Ingolstadt

Lichtblick in der Dauerparker-Debatte

Fürs Ärztehaus beim Westpark sollen rund 40 neue Stellplätze beantragt werden

15.02.2013 | Stand 03.12.2020, 0:29 Uhr

Auf den ersten Blick scheinen rund um den Westpark genügend Parkplätze vorhanden zu sein. Weil das Problem der Dauerparker aber weiter schwelt, hatte das Management des Einkaufszentrums im Januar eine Aufschreibaktion gestartet, ohne jedoch Abschleppaufträge zu erteilen. - Foto: Strisch

Ingolstadt (DK) Das ständige Geplänkel um Langzeitparker auf den Stellflächen rund um den Westpark könnte im Laufe des Jahres ein wenig entschärft werden. Unternehmer Heinz Spörer bemüht sich um weitere Parkplätze an seinem Ärztehaus beim Audi-Ring. Ein Ingenieurbüro hat bereits einen entsprechenden Auftrag.

Im vergangenen Sommer waren die Wellen hochgeschlagen, als der Möbelmarkt Roller auf der Westseite des großen Einkaufsareals erstmals Fremdparker von seinen Stellplätzen abschleppen ließ (DK berichtete). Die Problematik, die sich seit Jahren verschärft hat: Viele Angestellte aus den Großmärkten reihum, aber auch aus den Arztpraxen in Spörers Medi-IN-Center, suchen sich für ihre Dienstzeit Parkplätze abseits ihres Arbeitgebers, aber eben noch in bequemer Reichweite – vor den jeweils anderen Geschäften.

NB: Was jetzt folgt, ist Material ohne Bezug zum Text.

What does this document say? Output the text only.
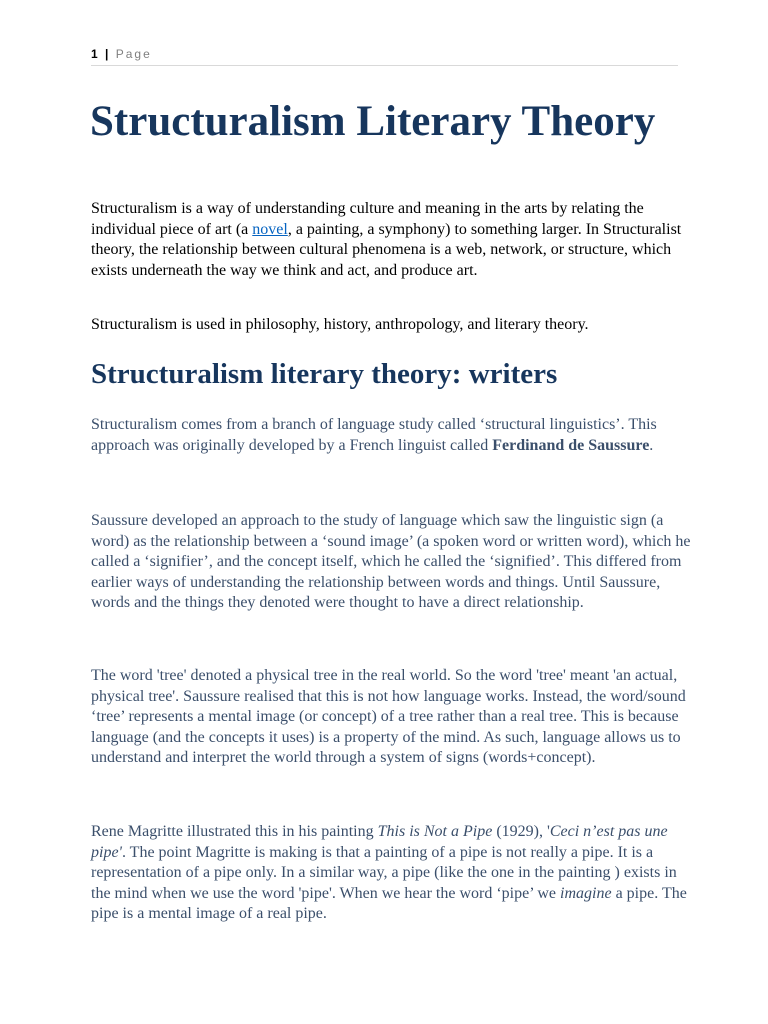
1 | Page
Structuralism Literary Theory

Structuralism is a way of understanding culture and meaning in the arts by relating the individual piece of art (a novel, a painting, a symphony) to something larger. In Structuralist theory, the relationship between cultural phenomena is a web, network, or structure, which exists underneath the way we think and act, and produce art.

Structuralism is used in philosophy, history, anthropology, and literary theory.

Structuralism literary theory: writers

Structuralism comes from a branch of language study called ‘structural linguistics’. This approach was originally developed by a French linguist called Ferdinand de Saussure.

Saussure developed an approach to the study of language which saw the linguistic sign (a word) as the relationship between a ‘sound image’ (a spoken word or written word), which he called a ‘signifier’, and the concept itself, which he called the ‘signified’. This differed from earlier ways of understanding the relationship between words and things. Until Saussure, words and the things they denoted were thought to have a direct relationship.

The word 'tree' denoted a physical tree in the real world. So the word 'tree' meant 'an actual, physical tree'. Saussure realised that this is not how language works. Instead, the word/sound ‘tree’ represents a mental image (or concept) of a tree rather than a real tree. This is because language (and the concepts it uses) is a property of the mind. As such, language allows us to understand and interpret the world through a system of signs (words+concept).

Rene Magritte illustrated this in his painting This is Not a Pipe (1929), 'Ceci n’est pas une pipe'. The point Magritte is making is that a painting of a pipe is not really a pipe. It is a representation of a pipe only. In a similar way, a pipe (like the one in the painting ) exists in the mind when we use the word 'pipe'. When we hear the word ‘pipe’ we imagine a pipe. The pipe is a mental image of a real pipe.
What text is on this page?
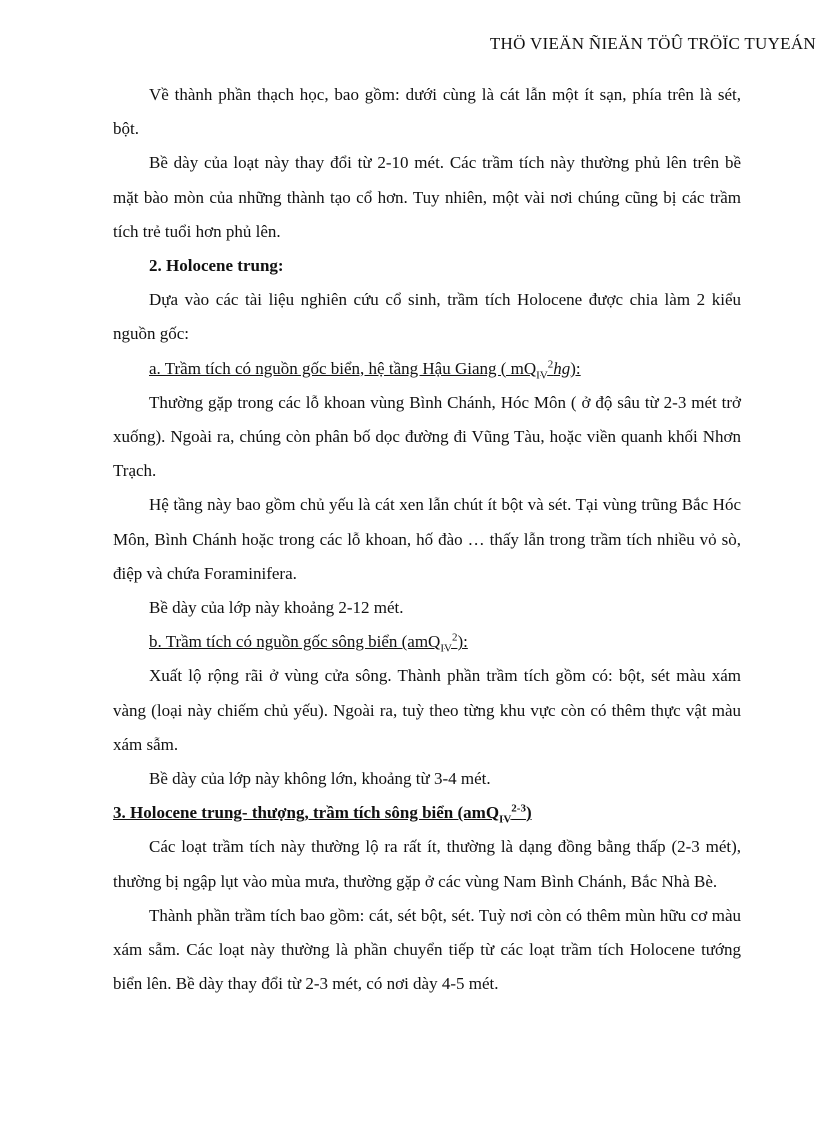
THÖ VIEÄN ÑIEÄN TÖÛ TRÖÏC TUYEÁN

Về thành phần thạch học, bao gồm: dưới cùng là cát lẫn một ít sạn, phía trên là sét, bột.

Bề dày của loạt này thay đổi từ 2-10 mét. Các trầm tích này thường phủ lên trên bề mặt bào mòn của những thành tạo cổ hơn. Tuy nhiên, một vài nơi chúng cũng bị các trầm tích trẻ tuổi hơn phủ lên.

2. Holocene trung:

Dựa vào các tài liệu nghiên cứu cổ sinh, trầm tích Holocene được chia làm 2 kiểu nguồn gốc:

a. Trầm tích có nguồn gốc biển, hệ tầng Hậu Giang ( $mQ_{IV}^2hg$):

Thường gặp trong các lỗ khoan vùng Bình Chánh, Hóc Môn ( ở độ sâu từ 2-3 mét trở xuống). Ngoài ra, chúng còn phân bố dọc đường đi Vũng Tàu, hoặc viền quanh khối Nhơn Trạch.

Hệ tầng này bao gồm chủ yếu là cát xen lẫn chút ít bột và sét. Tại vùng trũng Bắc Hóc Môn, Bình Chánh hoặc trong các lỗ khoan, hố đào … thấy lẫn trong trầm tích nhiều vỏ sò, điệp và chứa Foraminifera.

Bề dày của lớp này khoảng 2-12 mét.

b. Trầm tích có nguồn gốc sông biển (amQ$_{IV}^2$):

Xuất lộ rộng rãi ở vùng cửa sông. Thành phần trầm tích gồm có: bột, sét màu xám vàng (loại này chiếm chủ yếu). Ngoài ra, tuỳ theo từng khu vực còn có thêm thực vật màu xám sẫm.

Bề dày của lớp này không lớn, khoảng từ 3-4 mét.

3. Holocene trung- thượng, trầm tích sông biển (amQ$_{IV}^{2-3}$)

Các loạt trầm tích này thường lộ ra rất ít, thường là dạng đồng bằng thấp (2-3 mét), thường bị ngập lụt vào mùa mưa, thường gặp ở các vùng Nam Bình Chánh, Bắc Nhà Bè.

Thành phần trầm tích bao gồm: cát, sét bột, sét. Tuỳ nơi còn có thêm mùn hữu cơ màu xám sẫm. Các loạt này thường là phần chuyển tiếp từ các loạt trầm tích Holocene tướng biển lên. Bề dày thay đổi từ 2-3 mét, có nơi dày 4-5 mét.
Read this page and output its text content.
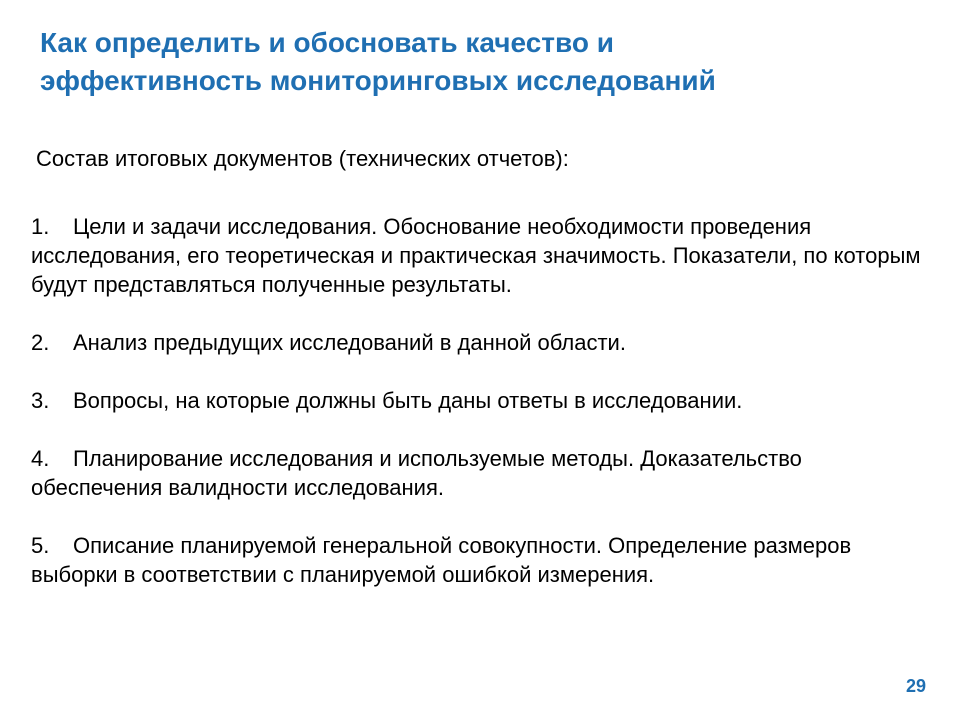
Как определить и обосновать качество и
эффективность мониторинговых исследований

Состав итоговых документов (технических отчетов):

1. Цели и задачи исследования. Обоснование необходимости проведения исследования, его теоретическая и практическая значимость. Показатели, по которым будут представляться полученные результаты.
2. Анализ предыдущих исследований в данной области.
3. Вопросы, на которые должны быть даны ответы в исследовании.
4. Планирование исследования и используемые методы. Доказательство обеспечения валидности исследования.
5. Описание планируемой генеральной совокупности. Определение размеров выборки в соответствии с планируемой ошибкой измерения.
29
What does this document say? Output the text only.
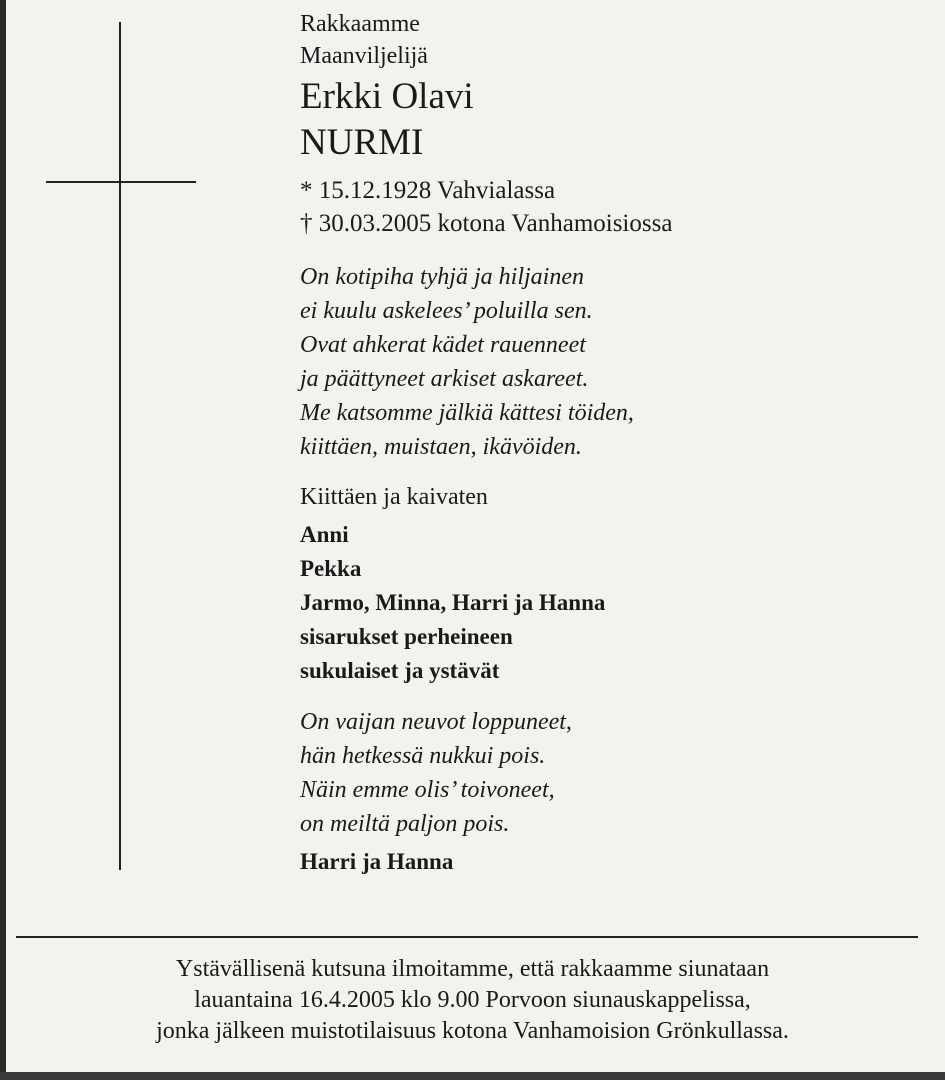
Rakkaamme
Maanviljelijä
Erkki Olavi
NURMI
* 15.12.1928 Vahvialassa
† 30.03.2005 kotona Vanhamoisiossa
On kotipiha tyhjä ja hiljainen
ei kuulu askelees’ poluilla sen.
Ovat ahkerat kädet rauenneet
ja päättyneet arkiset askareet.
Me katsomme jälkiä kättesi töiden,
kiittäen, muistaen, ikävöiden.
Kiittäen ja kaivaten
Anni
Pekka
Jarmo, Minna, Harri ja Hanna
sisarukset perheineen
sukulaiset ja ystävät
On vaijan neuvot loppuneet,
hän hetkessä nukkui pois.
Näin emme olis’ toivoneet,
on meiltä paljon pois.
Harri ja Hanna
Ystävällisenä kutsuna ilmoitamme, että rakkaamme siunataan
lauantaina 16.4.2005 klo 9.00 Porvoon siunauskappelissa,
jonka jälkeen muistotilaisuus kotona Vanhamoision Grönkullassa.
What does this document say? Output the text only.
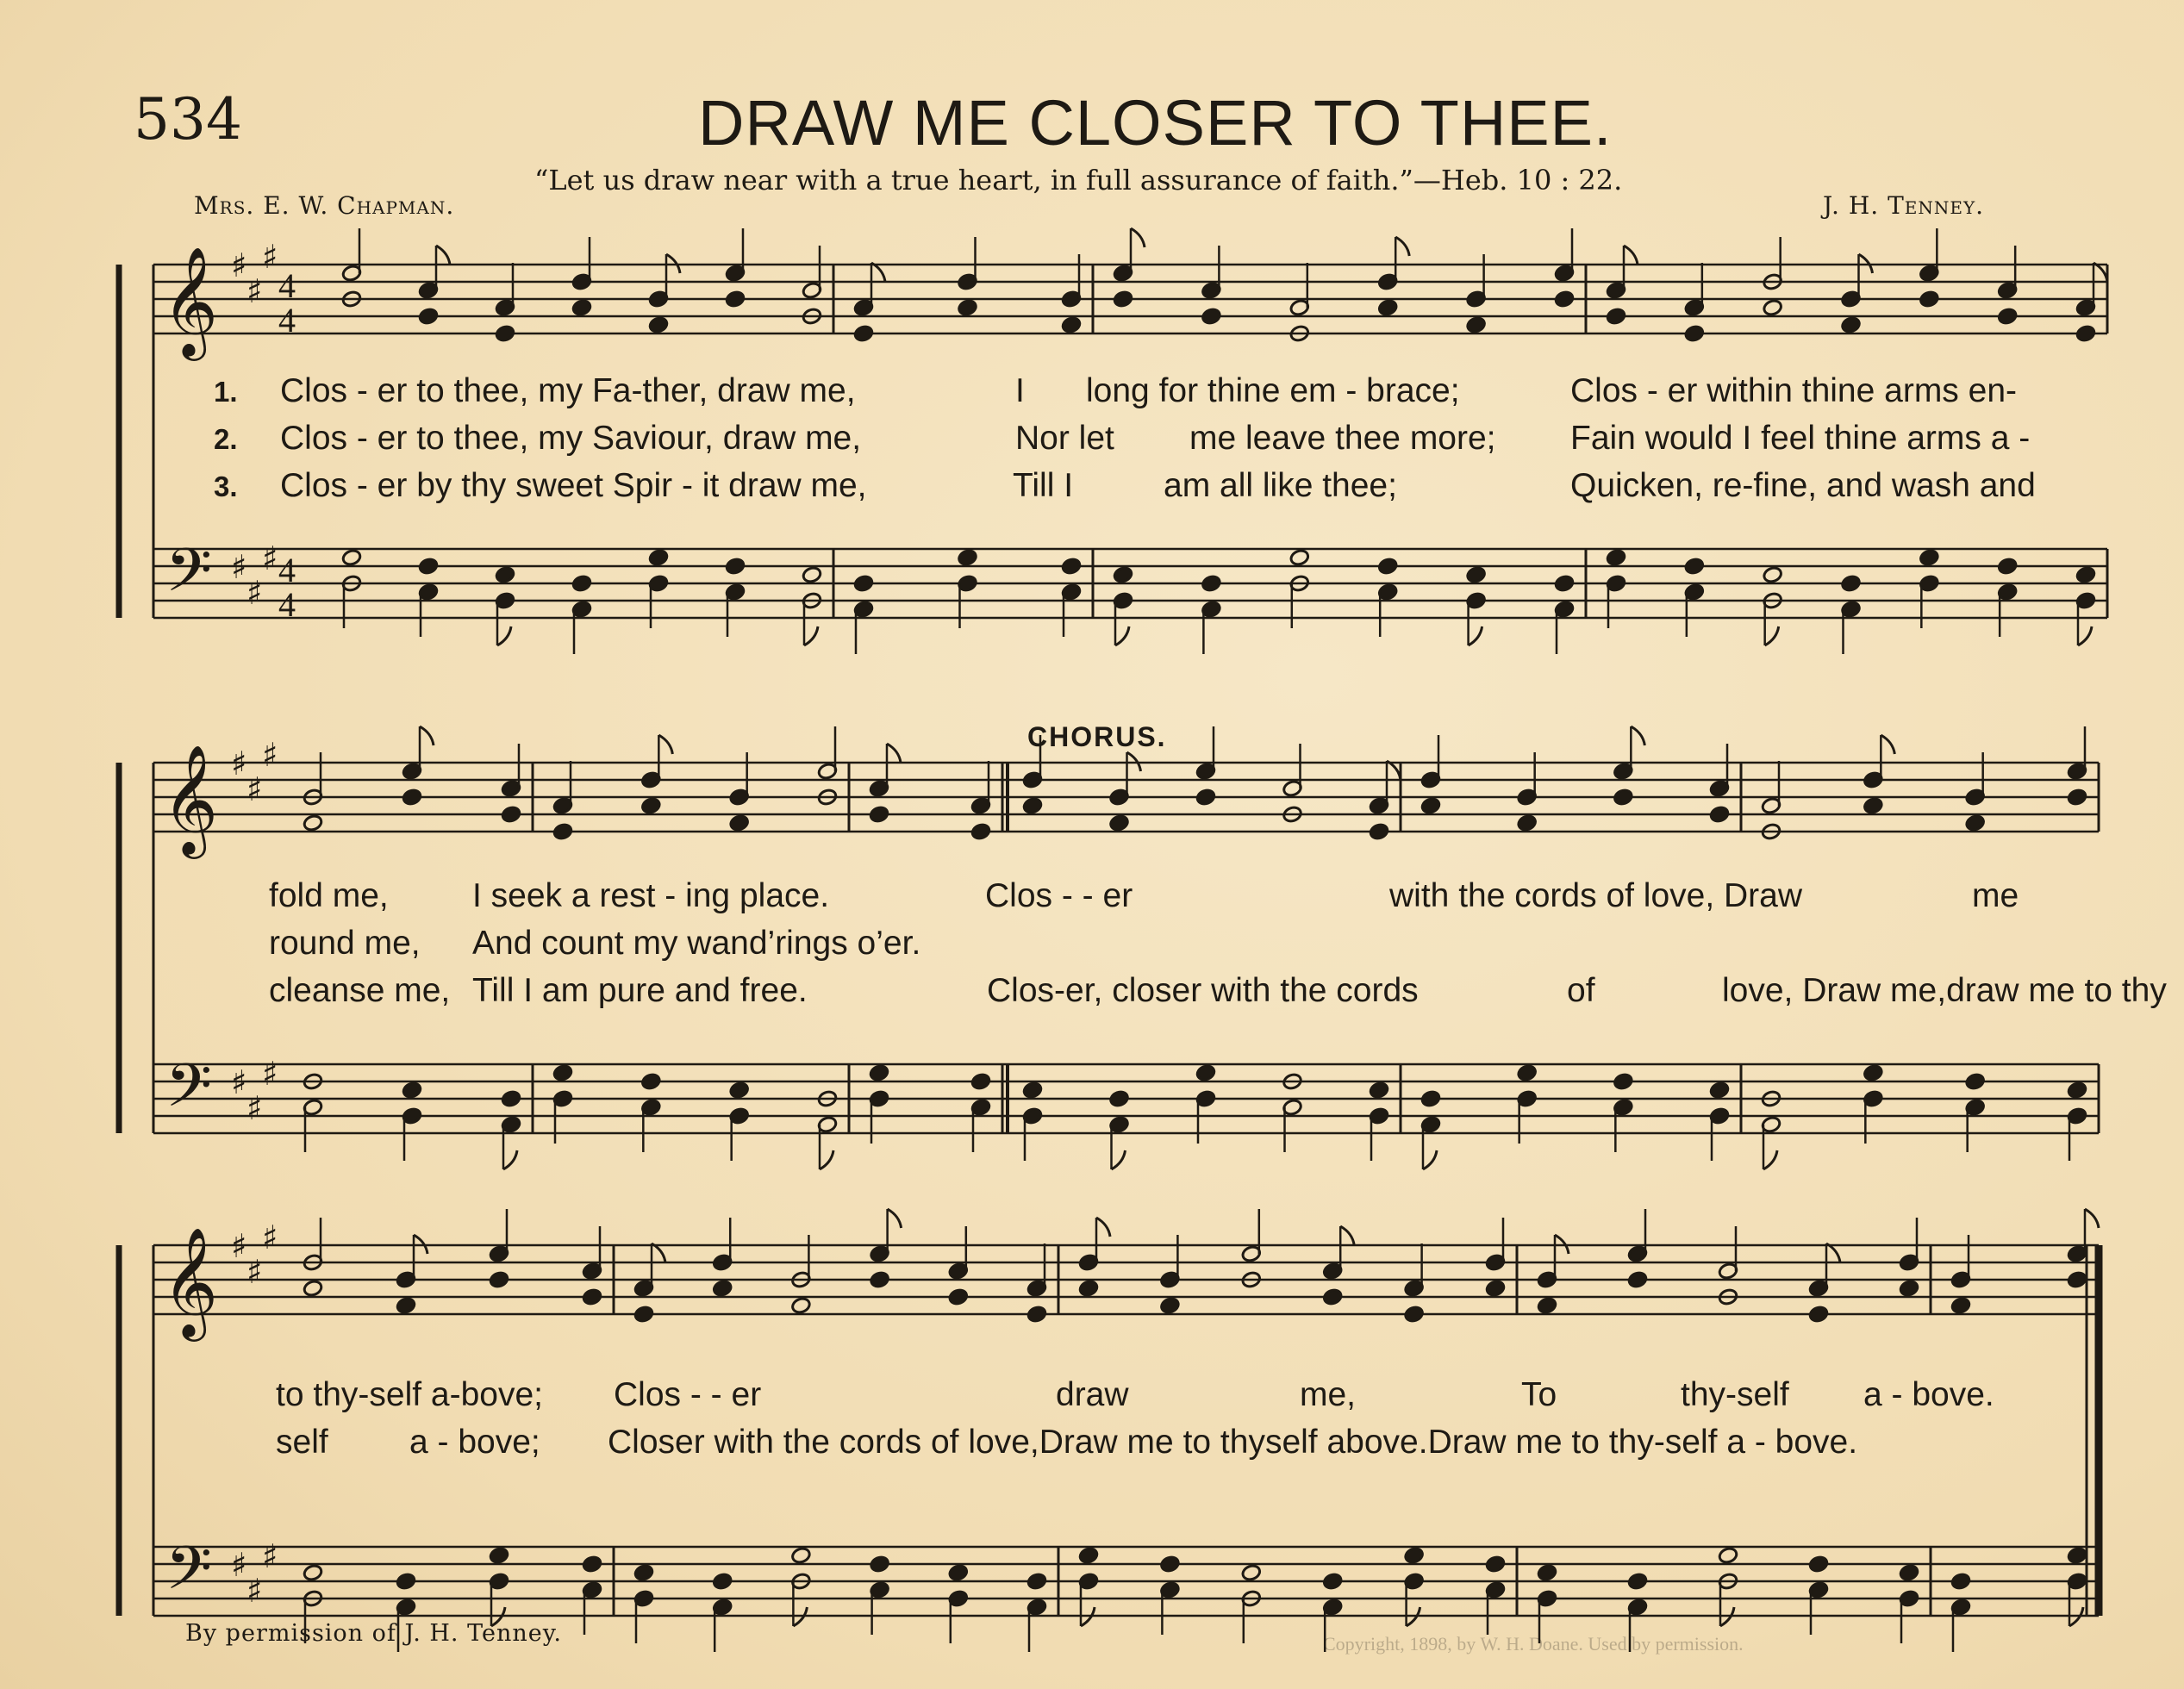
534	DRAW ME CLOSER TO THEE.
“Let us draw near with a true heart, in full assurance of faith.”—Heb. 10 : 22.
Mrs. E. W. Chapman.	J. H. Tenney.
𝄞
𝄢
♯
♯
♯
♯
♯
♯
4
4
4
4
𝄞
𝄢
♯
♯
♯
♯
♯
♯
𝄞
𝄢
♯
♯
♯
♯
♯
♯
1.
2.
3.
Clos - er to thee, my Fa-ther, draw me,	I long for thine em - brace;	Clos - er within thine arms en-
Clos - er to thee, my Saviour, draw me,	Nor let me leave thee more; Fain would I feel thine arms a -
Clos - er by thy sweet Spir - it draw me,	Till I	am all like thee;	Quicken, re-fine, and wash and
CHORUS.
fold me, I seek a rest - ing place.	Clos - - er	with the cords of love, Draw	me
round me, And count my wand’rings o’er.
cleanse me, Till I am pure and free.	Clos-er, closer with the cords	of	love, Draw me,draw me to thy
to thy-self a-bove; Clos - - er	draw	me,	To	thy-self a - bove.
self a - bove; Closer with the cords of love,Draw me to thyself above.Draw me to thy-self a - bove.
By permission of J. H. Tenney.	Copyright, 1898, by W. H. Doane. Used by permission.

Durch die Erweiterung des Einkaufszentrums Westpark wird beständig mehr Verkehr angezogen. Das Problem der Fremdparker hat sich damit trotz eines neuen Parkhauses in Spitzenzeiten noch verschärft. Das Westparkmanagement hatte deshalb im Januar eine Info- und Aufschreibaktion gestartet, bei der stets in der Frühe, also vor Ladenöffnung, die Kennzeichen verdächtiger Autos notiert und Fahrer respektive Fahrerinnen angesprochen wurden.

Abgeschleppt wurde aber niemand, versichert Centermanager Frank Hausschmidt. Er hatte inzwischen in dieser Sache auch ein Gespräch mit Heinz Spörer, um dessen Ärztehaus werktags stets ein reger Parksuchverkehr kreist. Aus dem Treffen habe er die Erkenntnis mitgenommen, dass Spörer nun weitere Parkplätze schaffen wolle, sagte Hausschmidt dem DK.

Der Unternehmer, der in der Region mehrere Sanitätshäuser betreibt, hat diese Information am Freitag auf Anfrage bestätigt. Er habe bereits ein Ingenieurbüro mit entsprechenden Voruntersuchungen für neue Stellflächen beauftragt, so Spörer. Man hoffe bereits im Frühjahr mit einem Bauantrag auf die Stadt zugehen zu können. Grob geschätzt geht es um etwa 40 neue Stellplätze.

Die Stadt hatte während der Diskussion im vergangenen Jahr erklärt, dass man jeden Antrag auf neue Parkplätze beim Westpark „mit aller Sorgfalt“ prüfen werde. Kuriosum allerdings: Als Spörer seinerzeit sein Ärztehaus baute, wurden ihm nach seiner Auskunft die jetzt im zweiten Anlauf erhofften Stellflächen noch von der Baubehörde verweigert.